ほったんのなぜなぜ?おしえてコーナー ③ 展示室 ナウマン象

  (ほったん) 土器について勉強したし、次は早速展示室に行ってみよう。             ここは、テーマ展示室といって、「人」「環境」「社会」「交流」の4つのテーマごとに兵庫県内の遺跡から出土した古い 資料の展示や新しく発表された研究の結果が模型や映像などでわかりやすく並んでいるみたいだよ。  あっ!ゾウがいる!ここから 見てみよう。 これがナウマン象!やっぱりでっかい。でもおかしいなぁ さっき兵庫県内に関係したものが展示されていると書いてあったけど、日本にゾウはいないよ。間違っているんじゃないの?   (学芸員) いや、 昔は 日本にもゾウがいたんだよ。これは今から 3 万年も前の様子なんだ。日本は今は島国だけど長い地球の歴史の中で、何度か他の大陸とつながっていた時期があったんだ。 気候が今とぜんぜんちがっていたので海面が低下し、瀬戸内海は川のように細かったんだ。 (ほったん) ゾウがいたくらいだから、相当暑かったんだね。 ところが反対にとっても寒かったんだ。
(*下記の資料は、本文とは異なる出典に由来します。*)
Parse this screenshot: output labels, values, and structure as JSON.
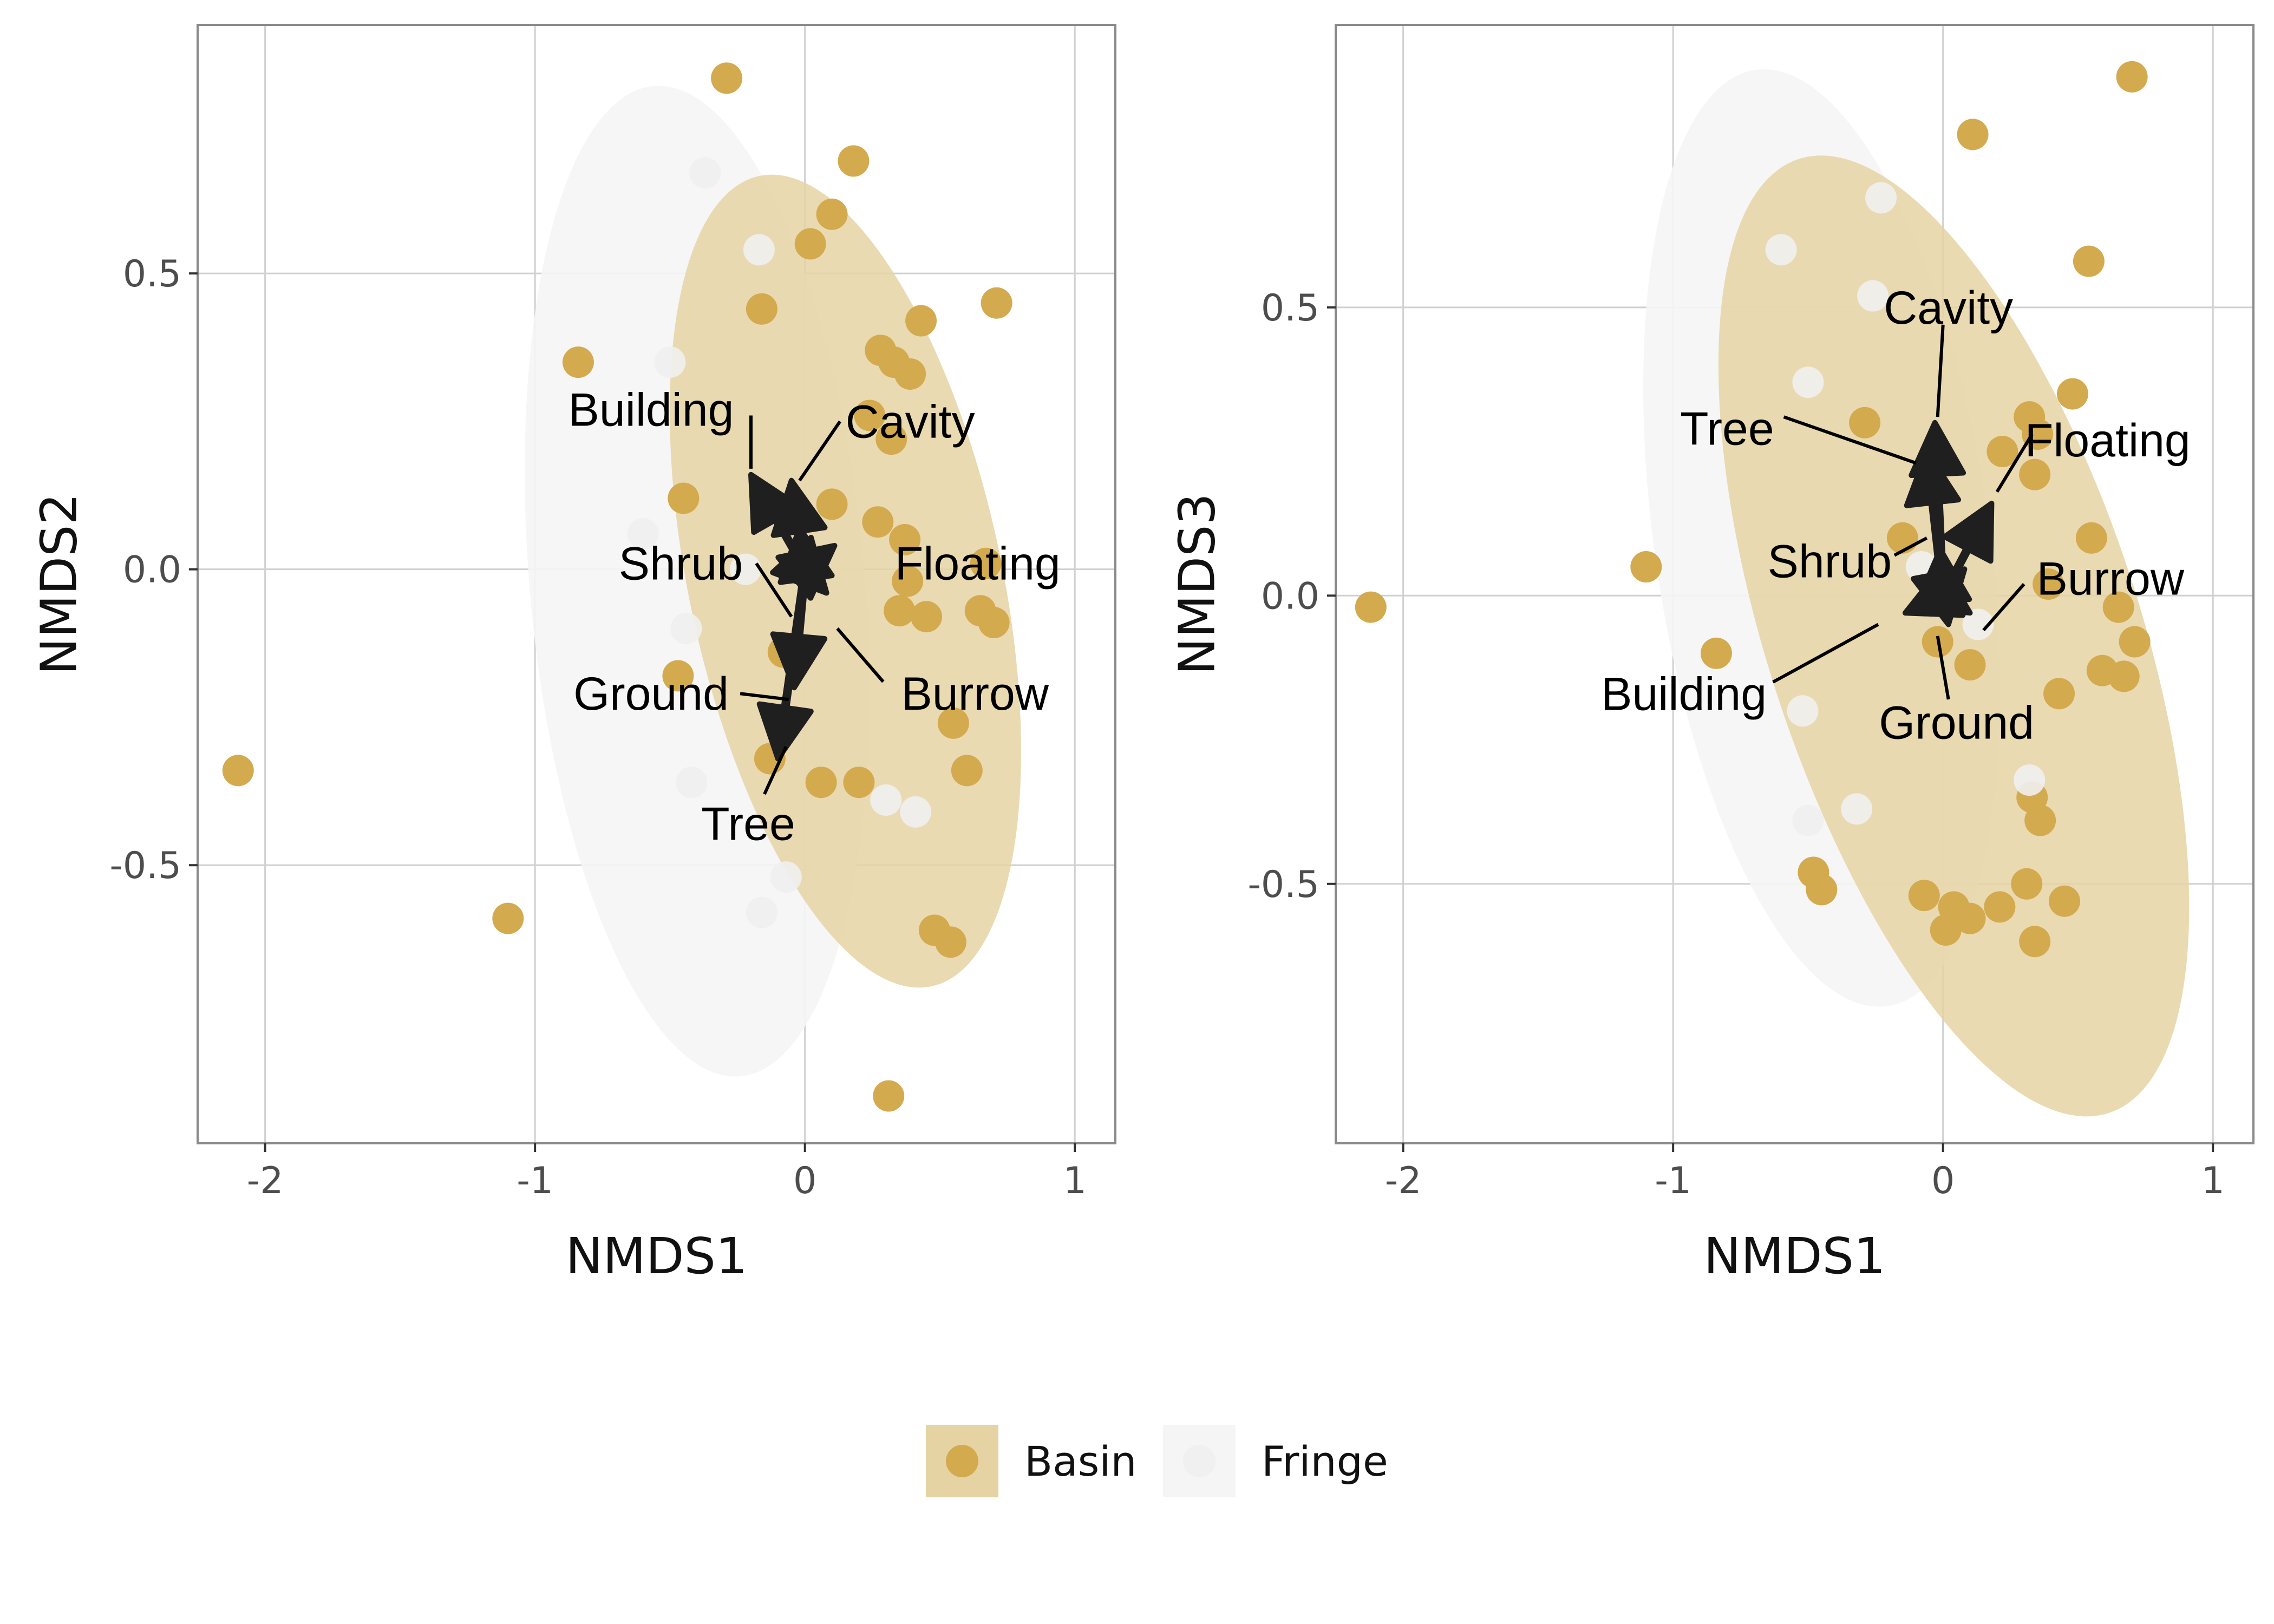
{
  "colors": {
    "basin": "#d4aa4f",
    "basin_ellipse": "#e6d3a4",
    "fringe": "#f0f0f0",
    "fringe_ellipse": "#f5f5f5",
    "arrow": "#1f1f1f",
    "grid": "#d0d0d0",
    "frame": "#8a8a8a"
  },
  "legend": {
    "entries": [
      {
        "key": "basin",
        "label": "Basin"
      },
      {
        "key": "fringe",
        "label": "Fringe"
      }
    ]
  },
  "chart_data": [
    {
      "type": "scatter",
      "xlabel": "NMDS1",
      "ylabel": "NMDS2",
      "xlim": [
        -2.25,
        1.15
      ],
      "ylim": [
        -0.97,
        0.92
      ],
      "xticks": [
        -2,
        -1,
        0,
        1
      ],
      "xtick_labels": [
        "-2",
        "-1",
        "0",
        "1"
      ],
      "yticks": [
        -0.5,
        0.0,
        0.5
      ],
      "ytick_labels": [
        "-0.5",
        "0.0",
        "0.5"
      ],
      "grid": true,
      "ellipses": [
        {
          "group": "fringe",
          "cx": -0.4,
          "cy": -0.02,
          "rx": 0.62,
          "ry": 0.84,
          "angle": -5
        },
        {
          "group": "basin",
          "cx": 0.15,
          "cy": -0.02,
          "rx": 0.58,
          "ry": 0.7,
          "angle": -12
        }
      ],
      "points": [
        {
          "group": "basin",
          "x": -0.29,
          "y": 0.83
        },
        {
          "group": "basin",
          "x": 0.1,
          "y": 0.6
        },
        {
          "group": "basin",
          "x": 0.71,
          "y": 0.45
        },
        {
          "group": "basin",
          "x": 0.43,
          "y": 0.42
        },
        {
          "group": "basin",
          "x": 0.28,
          "y": 0.37
        },
        {
          "group": "basin",
          "x": 0.33,
          "y": 0.35
        },
        {
          "group": "basin",
          "x": 0.39,
          "y": 0.33
        },
        {
          "group": "basin",
          "x": 0.24,
          "y": 0.26
        },
        {
          "group": "basin",
          "x": 0.32,
          "y": 0.22
        },
        {
          "group": "basin",
          "x": 0.27,
          "y": 0.08
        },
        {
          "group": "basin",
          "x": 0.37,
          "y": 0.05
        },
        {
          "group": "basin",
          "x": 0.38,
          "y": -0.02
        },
        {
          "group": "basin",
          "x": 0.67,
          "y": 0.01
        },
        {
          "group": "basin",
          "x": 0.35,
          "y": -0.07
        },
        {
          "group": "basin",
          "x": 0.45,
          "y": -0.08
        },
        {
          "group": "basin",
          "x": 0.65,
          "y": -0.07
        },
        {
          "group": "basin",
          "x": 0.7,
          "y": -0.09
        },
        {
          "group": "basin",
          "x": 0.55,
          "y": -0.26
        },
        {
          "group": "basin",
          "x": 0.6,
          "y": -0.34
        },
        {
          "group": "basin",
          "x": 0.48,
          "y": -0.61
        },
        {
          "group": "basin",
          "x": 0.54,
          "y": -0.63
        },
        {
          "group": "basin",
          "x": 0.31,
          "y": -0.89
        },
        {
          "group": "basin",
          "x": -2.1,
          "y": -0.34
        },
        {
          "group": "basin",
          "x": -1.1,
          "y": -0.59
        },
        {
          "group": "basin",
          "x": -0.84,
          "y": 0.35
        },
        {
          "group": "basin",
          "x": 0.02,
          "y": 0.55
        },
        {
          "group": "basin",
          "x": -0.16,
          "y": 0.44
        },
        {
          "group": "basin",
          "x": 0.18,
          "y": 0.69
        },
        {
          "group": "basin",
          "x": -0.45,
          "y": 0.12
        },
        {
          "group": "basin",
          "x": -0.47,
          "y": -0.18
        },
        {
          "group": "basin",
          "x": -0.13,
          "y": -0.32
        },
        {
          "group": "basin",
          "x": 0.06,
          "y": -0.36
        },
        {
          "group": "basin",
          "x": 0.2,
          "y": -0.36
        },
        {
          "group": "basin",
          "x": -0.08,
          "y": -0.14
        },
        {
          "group": "basin",
          "x": 0.1,
          "y": 0.11
        },
        {
          "group": "fringe",
          "x": -0.37,
          "y": 0.67
        },
        {
          "group": "fringe",
          "x": -0.17,
          "y": 0.54
        },
        {
          "group": "fringe",
          "x": -0.5,
          "y": 0.35
        },
        {
          "group": "fringe",
          "x": -0.6,
          "y": 0.06
        },
        {
          "group": "fringe",
          "x": -0.44,
          "y": -0.1
        },
        {
          "group": "fringe",
          "x": -0.42,
          "y": -0.36
        },
        {
          "group": "fringe",
          "x": -0.16,
          "y": -0.58
        },
        {
          "group": "fringe",
          "x": 0.3,
          "y": -0.39
        },
        {
          "group": "fringe",
          "x": 0.41,
          "y": -0.41
        },
        {
          "group": "fringe",
          "x": -0.22,
          "y": 0.0
        },
        {
          "group": "fringe",
          "x": -0.07,
          "y": -0.52
        }
      ],
      "vectors": [
        {
          "label": "Building",
          "x": -0.2,
          "y": 0.16
        },
        {
          "label": "Cavity",
          "x": -0.05,
          "y": 0.15
        },
        {
          "label": "Shrub",
          "x": -0.02,
          "y": 0.07
        },
        {
          "label": "Floating",
          "x": 0.11,
          "y": 0.04
        },
        {
          "label": "Burrow",
          "x": 0.08,
          "y": -0.04
        },
        {
          "label": "Ground",
          "x": -0.04,
          "y": -0.2
        },
        {
          "label": "Tree",
          "x": -0.1,
          "y": -0.32
        }
      ],
      "labels": [
        {
          "text": "Building",
          "x": -0.57,
          "y": 0.27,
          "lx": -0.2,
          "ly": 0.26,
          "ex": -0.2,
          "ey": 0.17
        },
        {
          "text": "Cavity",
          "x": 0.39,
          "y": 0.25,
          "lx": 0.13,
          "ly": 0.25,
          "ex": -0.02,
          "ey": 0.15
        },
        {
          "text": "Shrub",
          "x": -0.46,
          "y": 0.01,
          "lx": -0.18,
          "ly": 0.01,
          "ex": -0.05,
          "ey": -0.08
        },
        {
          "text": "Floating",
          "x": 0.64,
          "y": 0.01,
          "lx": 0.0,
          "ly": 0.0,
          "ex": 0.0,
          "ey": 0.0
        },
        {
          "text": "Burrow",
          "x": 0.63,
          "y": -0.21,
          "lx": 0.29,
          "ly": -0.19,
          "ex": 0.12,
          "ey": -0.1
        },
        {
          "text": "Ground",
          "x": -0.57,
          "y": -0.21,
          "lx": -0.24,
          "ly": -0.21,
          "ex": -0.06,
          "ey": -0.22
        },
        {
          "text": "Tree",
          "x": -0.21,
          "y": -0.43,
          "lx": -0.15,
          "ly": -0.38,
          "ex": -0.07,
          "ey": -0.3
        }
      ]
    },
    {
      "type": "scatter",
      "xlabel": "NMDS1",
      "ylabel": "NMDS3",
      "xlim": [
        -2.25,
        1.15
      ],
      "ylim": [
        -0.95,
        0.99
      ],
      "xticks": [
        -2,
        -1,
        0,
        1
      ],
      "xtick_labels": [
        "-2",
        "-1",
        "0",
        "1"
      ],
      "yticks": [
        -0.5,
        0.0,
        0.5
      ],
      "ytick_labels": [
        "-0.5",
        "0.0",
        "0.5"
      ],
      "grid": true,
      "ellipses": [
        {
          "group": "fringe",
          "cx": -0.45,
          "cy": 0.1,
          "rx": 0.62,
          "ry": 0.82,
          "angle": -8
        },
        {
          "group": "basin",
          "cx": 0.04,
          "cy": -0.07,
          "rx": 0.69,
          "ry": 0.87,
          "angle": -18
        }
      ],
      "points": [
        {
          "group": "basin",
          "x": 0.7,
          "y": 0.9
        },
        {
          "group": "basin",
          "x": 0.11,
          "y": 0.8
        },
        {
          "group": "basin",
          "x": 0.54,
          "y": 0.58
        },
        {
          "group": "basin",
          "x": 0.48,
          "y": 0.35
        },
        {
          "group": "basin",
          "x": 0.32,
          "y": 0.31
        },
        {
          "group": "basin",
          "x": 0.35,
          "y": 0.28
        },
        {
          "group": "basin",
          "x": 0.34,
          "y": 0.21
        },
        {
          "group": "basin",
          "x": 0.55,
          "y": 0.1
        },
        {
          "group": "basin",
          "x": 0.65,
          "y": -0.02
        },
        {
          "group": "basin",
          "x": 0.71,
          "y": -0.08
        },
        {
          "group": "basin",
          "x": 0.59,
          "y": -0.13
        },
        {
          "group": "basin",
          "x": 0.67,
          "y": -0.14
        },
        {
          "group": "basin",
          "x": 0.43,
          "y": -0.17
        },
        {
          "group": "basin",
          "x": 0.33,
          "y": -0.35
        },
        {
          "group": "basin",
          "x": 0.36,
          "y": -0.39
        },
        {
          "group": "basin",
          "x": -0.48,
          "y": -0.48
        },
        {
          "group": "basin",
          "x": -0.45,
          "y": -0.51
        },
        {
          "group": "basin",
          "x": 0.31,
          "y": -0.5
        },
        {
          "group": "basin",
          "x": 0.45,
          "y": -0.53
        },
        {
          "group": "basin",
          "x": 0.21,
          "y": -0.54
        },
        {
          "group": "basin",
          "x": 0.04,
          "y": -0.54
        },
        {
          "group": "basin",
          "x": 0.1,
          "y": -0.56
        },
        {
          "group": "basin",
          "x": 0.01,
          "y": -0.58
        },
        {
          "group": "basin",
          "x": 0.34,
          "y": -0.6
        },
        {
          "group": "basin",
          "x": -2.12,
          "y": -0.02
        },
        {
          "group": "basin",
          "x": -1.1,
          "y": 0.05
        },
        {
          "group": "basin",
          "x": -0.84,
          "y": -0.1
        },
        {
          "group": "basin",
          "x": -0.29,
          "y": 0.3
        },
        {
          "group": "basin",
          "x": -0.15,
          "y": 0.1
        },
        {
          "group": "basin",
          "x": 0.22,
          "y": 0.25
        },
        {
          "group": "basin",
          "x": 0.39,
          "y": 0.02
        },
        {
          "group": "basin",
          "x": -0.02,
          "y": -0.08
        },
        {
          "group": "basin",
          "x": 0.1,
          "y": -0.12
        },
        {
          "group": "basin",
          "x": -0.07,
          "y": -0.52
        },
        {
          "group": "fringe",
          "x": -0.23,
          "y": 0.69
        },
        {
          "group": "fringe",
          "x": -0.6,
          "y": 0.6
        },
        {
          "group": "fringe",
          "x": -0.26,
          "y": 0.52
        },
        {
          "group": "fringe",
          "x": -0.5,
          "y": 0.37
        },
        {
          "group": "fringe",
          "x": -0.52,
          "y": -0.2
        },
        {
          "group": "fringe",
          "x": -0.5,
          "y": -0.39
        },
        {
          "group": "fringe",
          "x": -0.32,
          "y": -0.37
        },
        {
          "group": "fringe",
          "x": 0.32,
          "y": -0.32
        },
        {
          "group": "fringe",
          "x": -0.08,
          "y": 0.05
        },
        {
          "group": "fringe",
          "x": 0.13,
          "y": -0.05
        }
      ],
      "vectors": [
        {
          "label": "Cavity",
          "x": -0.03,
          "y": 0.3
        },
        {
          "label": "Tree",
          "x": -0.06,
          "y": 0.25
        },
        {
          "label": "Floating",
          "x": 0.18,
          "y": 0.16
        },
        {
          "label": "Shrub",
          "x": -0.01,
          "y": 0.08
        },
        {
          "label": "Burrow",
          "x": 0.1,
          "y": -0.03
        },
        {
          "label": "Building",
          "x": -0.14,
          "y": -0.03
        },
        {
          "label": "Ground",
          "x": 0.02,
          "y": -0.05
        }
      ],
      "labels": [
        {
          "text": "Cavity",
          "x": 0.02,
          "y": 0.5,
          "lx": 0.0,
          "ly": 0.47,
          "ex": -0.02,
          "ey": 0.31
        },
        {
          "text": "Tree",
          "x": -0.8,
          "y": 0.29,
          "lx": -0.59,
          "ly": 0.31,
          "ex": -0.1,
          "ey": 0.23
        },
        {
          "text": "Floating",
          "x": 0.61,
          "y": 0.27,
          "lx": 0.33,
          "ly": 0.28,
          "ex": 0.2,
          "ey": 0.18
        },
        {
          "text": "Shrub",
          "x": -0.42,
          "y": 0.06,
          "lx": -0.18,
          "ly": 0.07,
          "ex": -0.06,
          "ey": 0.1
        },
        {
          "text": "Burrow",
          "x": 0.62,
          "y": 0.03,
          "lx": 0.3,
          "ly": 0.02,
          "ex": 0.15,
          "ey": -0.06
        },
        {
          "text": "Building",
          "x": -0.96,
          "y": -0.17,
          "lx": -0.63,
          "ly": -0.15,
          "ex": -0.24,
          "ey": -0.05
        },
        {
          "text": "Ground",
          "x": 0.05,
          "y": -0.22,
          "lx": 0.02,
          "ly": -0.18,
          "ex": -0.02,
          "ey": -0.07
        }
      ]
    }
  ]
}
九州でおこった火山の大爆発によって火山灰が西日本を覆い、人々はきびしい寒さを智恵を共有して乗りこえたんだ。 なるほど、狩りをしている人たちを見てみると動物の毛皮を着ていて、ヤリの先っぽには石が付いている。 入口で見た土器の古いものは3500年くらい前だったけど、そのずっとずっと前からいろいろな智恵を出し合って人々は生活してきたんだね。 このヤリの先には「チャート」という石でつくられた石器が付けられているよ。このチャートは、加工するのが難しく思うように割れなかったので小さい石器しか作れなかったんだ。でも、この表を見てわかるように時代が進むと先のとがったものやいろいろな種類が増えて狩りの道具も進歩してきているのがわかるね。